Published online by Cambridge University Press: 22 October 2009
Now that the institutions that supported him, and that he served to his incalculable personal cost, have at last been discredited and dismantled, I find myself reflecting with urgency on Shostakovich, the musical figure from the Soviet past who has the most meaning for us today, wondering why he does so, and what that meaning might be.
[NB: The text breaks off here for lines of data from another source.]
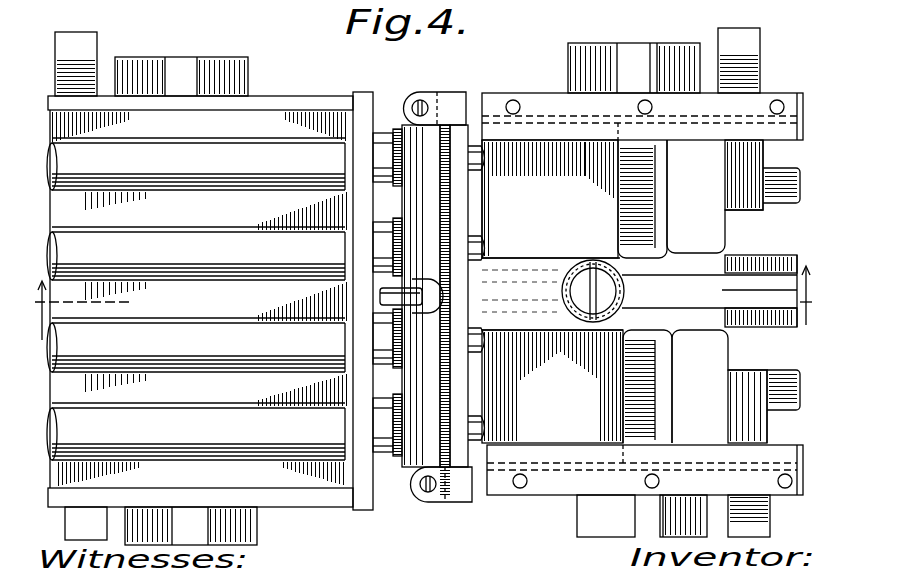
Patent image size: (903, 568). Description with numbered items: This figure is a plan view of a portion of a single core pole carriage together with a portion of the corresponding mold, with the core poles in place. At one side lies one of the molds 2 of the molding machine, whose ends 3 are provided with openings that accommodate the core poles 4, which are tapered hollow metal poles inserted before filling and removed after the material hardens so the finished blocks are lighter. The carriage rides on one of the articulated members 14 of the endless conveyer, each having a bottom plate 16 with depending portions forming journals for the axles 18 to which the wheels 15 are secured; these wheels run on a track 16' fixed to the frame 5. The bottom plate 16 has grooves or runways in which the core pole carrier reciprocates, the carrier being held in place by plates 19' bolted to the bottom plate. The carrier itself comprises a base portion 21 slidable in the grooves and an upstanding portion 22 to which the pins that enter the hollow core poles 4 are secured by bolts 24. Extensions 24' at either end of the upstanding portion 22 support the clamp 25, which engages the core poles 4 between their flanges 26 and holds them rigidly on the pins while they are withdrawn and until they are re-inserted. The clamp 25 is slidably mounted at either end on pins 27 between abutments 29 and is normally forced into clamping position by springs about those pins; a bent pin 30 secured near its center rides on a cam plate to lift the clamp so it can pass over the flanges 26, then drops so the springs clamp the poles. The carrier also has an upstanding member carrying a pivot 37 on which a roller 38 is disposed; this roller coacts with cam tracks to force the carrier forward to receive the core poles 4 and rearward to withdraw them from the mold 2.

The molds 2 is at (270, 96).
The ends 3 is at (346, 238).
The core poles 4 is at (196, 299).
The frame 5 is at (424, 303).
The articulated members 14 is at (552, 90).
The wheels 15 is at (632, 182).
The bottom plate 16 is at (639, 291).
The track 16' is at (669, 278).
The axles 18 is at (786, 203).
The plates 19' is at (642, 280).
The base portion 21 is at (556, 178).
The upstanding portion 22 is at (466, 318).
The bolts 24 is at (505, 293).
The extensions 24' is at (477, 296).
The clamp 25 is at (421, 296).
The flanges 26 is at (446, 362).
The pins 27 is at (421, 100).
The abutments 29 is at (408, 98).
The bent pin 30 is at (386, 298).
The pivot 37 is at (576, 290).
The roller 38 is at (580, 265).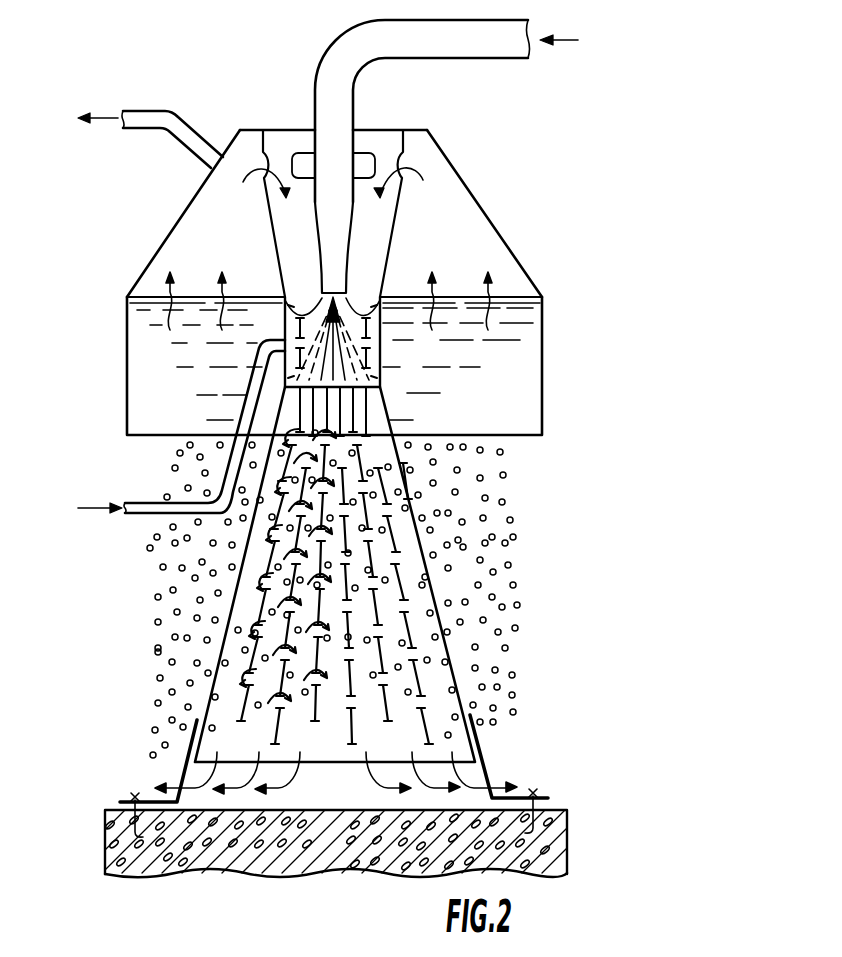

Urgency has mounted in proportion to revulsion at the torrent of romantically revisionary, sentimental nonsense about the composer that has inundated both the Soviet (or post-Soviet), and the western musical press since the mid-1970s, but particularly since Gorbachov's proclamation of glasnost’ (airing-things-in-public) in the mid-1980s. Much of this literature has been motivated by an understandable but now pointless impulse to enjoy vicarious revenge. As long as the Soviet system and its institutions were alive and declaring themselves well, there was reason to do battle with them, reason to dwell on their hypocrisy, their criminality.
But enough of that. Poshlost’ – smug vulgarity, insipid pretension – has always lived and thrived in such accounts. Risking nothing, we excoriate the past to flatter ourselves. Our high moral dudgeon comes cheap. It is sterile. In fact it is nostalgic. We look back upon the Stalin period romantically, as a time of heroism. We flay the villains, as we define them, and enjoy an ersatz moral triumph. We not only pity the victims, as we define them, but envy them and wishfully project on to them our own idealised identities. Nor have we even given up our investment in personality cults, it seems; all we have done is install new worshipped personalities in place of the old.